Allo stesso tempo, la mia analisi generale resta la stessa. Qualunque cosa la Russia possa fare altrove, per essa l’Ucraina è di importanza strategica fondamentale.  Anche se l’est del paese conseguisse un maggior livello di autonomia, la Russia resterebbe comunque preoccupata per il rapporto del resto del paese con l’Occidente.  Per quanto questo sia difficile da comprendere per gli occidentali, la storia russa è una storia di “cuscinetti”.  Gli stati “cuscinetto” salvano la Russia dagli invasori occidentali. La Russia vuole un accordo che lasci l’Ucraina per lo meno neutrale.
Per gli Stati Uniti, ogni potere in crescita in Eurasia innesca una risposta automatica che dura un secolo di storia.  Per quanto sia difficile da capire per i Russi, quasi mezzo secolo di guerra fredda ha reso gli Stati Uniti ipersensibili ad una possibile rinascita del ‘pericolo’ Russia. Gli Stati Uniti hanno passato l’ultimo secolo ad impedire l’ unificazione dell'Europa sotto un'unica potenza ostile. Ciò che intende la Russia e quali siano le paure dell’ America sono cose molto diverse.

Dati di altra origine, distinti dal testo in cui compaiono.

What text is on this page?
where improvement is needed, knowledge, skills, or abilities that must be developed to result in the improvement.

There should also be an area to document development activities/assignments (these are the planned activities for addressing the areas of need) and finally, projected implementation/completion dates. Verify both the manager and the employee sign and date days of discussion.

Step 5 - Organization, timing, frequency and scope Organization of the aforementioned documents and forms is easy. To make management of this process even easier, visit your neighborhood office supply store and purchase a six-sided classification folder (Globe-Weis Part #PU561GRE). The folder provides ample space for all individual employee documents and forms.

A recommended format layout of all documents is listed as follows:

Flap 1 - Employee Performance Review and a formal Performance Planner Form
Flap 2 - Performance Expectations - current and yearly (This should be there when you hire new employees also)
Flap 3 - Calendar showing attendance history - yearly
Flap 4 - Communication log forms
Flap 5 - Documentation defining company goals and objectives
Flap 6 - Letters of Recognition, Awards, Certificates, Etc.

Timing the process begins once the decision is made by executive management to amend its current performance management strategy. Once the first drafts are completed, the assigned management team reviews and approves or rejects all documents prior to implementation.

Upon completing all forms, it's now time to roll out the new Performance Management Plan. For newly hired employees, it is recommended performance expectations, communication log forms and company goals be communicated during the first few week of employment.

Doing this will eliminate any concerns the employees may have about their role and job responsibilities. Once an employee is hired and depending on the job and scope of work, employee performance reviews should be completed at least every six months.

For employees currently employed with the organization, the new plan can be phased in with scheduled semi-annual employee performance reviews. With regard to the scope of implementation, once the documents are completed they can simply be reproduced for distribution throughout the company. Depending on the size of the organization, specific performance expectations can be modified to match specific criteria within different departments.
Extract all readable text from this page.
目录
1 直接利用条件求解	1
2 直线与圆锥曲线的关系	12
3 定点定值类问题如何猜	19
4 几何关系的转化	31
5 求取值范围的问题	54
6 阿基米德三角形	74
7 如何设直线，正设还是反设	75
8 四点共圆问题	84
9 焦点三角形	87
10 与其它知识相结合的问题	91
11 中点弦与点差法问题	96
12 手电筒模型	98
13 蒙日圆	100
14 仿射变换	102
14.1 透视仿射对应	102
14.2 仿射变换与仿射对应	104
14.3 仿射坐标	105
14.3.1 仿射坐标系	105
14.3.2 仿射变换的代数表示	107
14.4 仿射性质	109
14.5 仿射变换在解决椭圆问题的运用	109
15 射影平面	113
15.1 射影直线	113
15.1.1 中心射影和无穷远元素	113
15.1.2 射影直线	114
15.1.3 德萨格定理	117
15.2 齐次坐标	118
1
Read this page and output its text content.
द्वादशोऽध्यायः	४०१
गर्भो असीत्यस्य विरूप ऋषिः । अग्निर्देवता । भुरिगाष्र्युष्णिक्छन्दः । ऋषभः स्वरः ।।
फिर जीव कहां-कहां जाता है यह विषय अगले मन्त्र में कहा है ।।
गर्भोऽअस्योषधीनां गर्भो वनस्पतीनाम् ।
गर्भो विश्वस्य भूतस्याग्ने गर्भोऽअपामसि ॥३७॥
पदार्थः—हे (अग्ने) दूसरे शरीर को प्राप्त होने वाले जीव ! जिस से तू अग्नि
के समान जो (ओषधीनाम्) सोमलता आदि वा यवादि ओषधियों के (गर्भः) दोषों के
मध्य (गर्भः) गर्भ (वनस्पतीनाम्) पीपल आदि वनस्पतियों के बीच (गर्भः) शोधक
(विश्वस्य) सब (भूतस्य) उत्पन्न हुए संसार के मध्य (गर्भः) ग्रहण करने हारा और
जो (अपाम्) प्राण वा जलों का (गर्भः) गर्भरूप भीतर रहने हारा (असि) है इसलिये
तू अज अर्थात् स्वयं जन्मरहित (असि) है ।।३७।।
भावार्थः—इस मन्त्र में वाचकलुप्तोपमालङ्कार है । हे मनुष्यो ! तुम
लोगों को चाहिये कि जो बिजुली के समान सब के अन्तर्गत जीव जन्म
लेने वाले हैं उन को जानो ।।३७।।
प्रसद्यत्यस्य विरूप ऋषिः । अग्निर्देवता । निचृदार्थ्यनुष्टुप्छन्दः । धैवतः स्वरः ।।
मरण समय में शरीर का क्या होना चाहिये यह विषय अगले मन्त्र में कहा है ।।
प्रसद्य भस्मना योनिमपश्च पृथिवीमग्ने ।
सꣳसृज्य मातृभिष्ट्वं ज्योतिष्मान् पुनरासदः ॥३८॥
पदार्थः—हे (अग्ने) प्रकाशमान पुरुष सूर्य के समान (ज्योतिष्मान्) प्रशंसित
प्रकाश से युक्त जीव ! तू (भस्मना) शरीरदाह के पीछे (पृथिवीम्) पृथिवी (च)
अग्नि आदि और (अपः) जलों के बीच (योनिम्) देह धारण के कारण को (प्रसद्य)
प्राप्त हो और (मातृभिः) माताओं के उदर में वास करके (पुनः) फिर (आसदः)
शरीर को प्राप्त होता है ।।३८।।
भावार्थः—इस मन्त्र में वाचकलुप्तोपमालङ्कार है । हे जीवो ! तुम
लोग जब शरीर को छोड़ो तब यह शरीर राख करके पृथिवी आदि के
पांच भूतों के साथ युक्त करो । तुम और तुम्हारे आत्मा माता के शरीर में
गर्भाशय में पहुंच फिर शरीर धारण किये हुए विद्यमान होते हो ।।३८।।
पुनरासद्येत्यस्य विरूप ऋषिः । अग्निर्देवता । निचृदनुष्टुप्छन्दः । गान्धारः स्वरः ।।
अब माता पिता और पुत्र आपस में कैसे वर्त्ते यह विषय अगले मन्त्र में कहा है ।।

Gli Stati Uniti e l'Europa hanno difficoltà a capire i timori della Russia. La Russia ha difficoltà a capire soprattutto i timori americani. I timori di entrambi sono reali e legittimi.  Non si tratta di una questione d’ incomprensione tra paesi, ma di imperativi incompatibili. Tutta la buona volontà del mondo - e c'è n’è ben poca – non può risolvere il problema di due grandi paesi costretti a proteggere i loro interessi e nel farlo fanno sentire l’altro minacciato. Ho imparato molto da questo mio viaggio. Non ho imparato come si risolve questo problema, salvo che ognuno è chiamato a comprendere le paure dell’altro, anche se non può fargliele passare.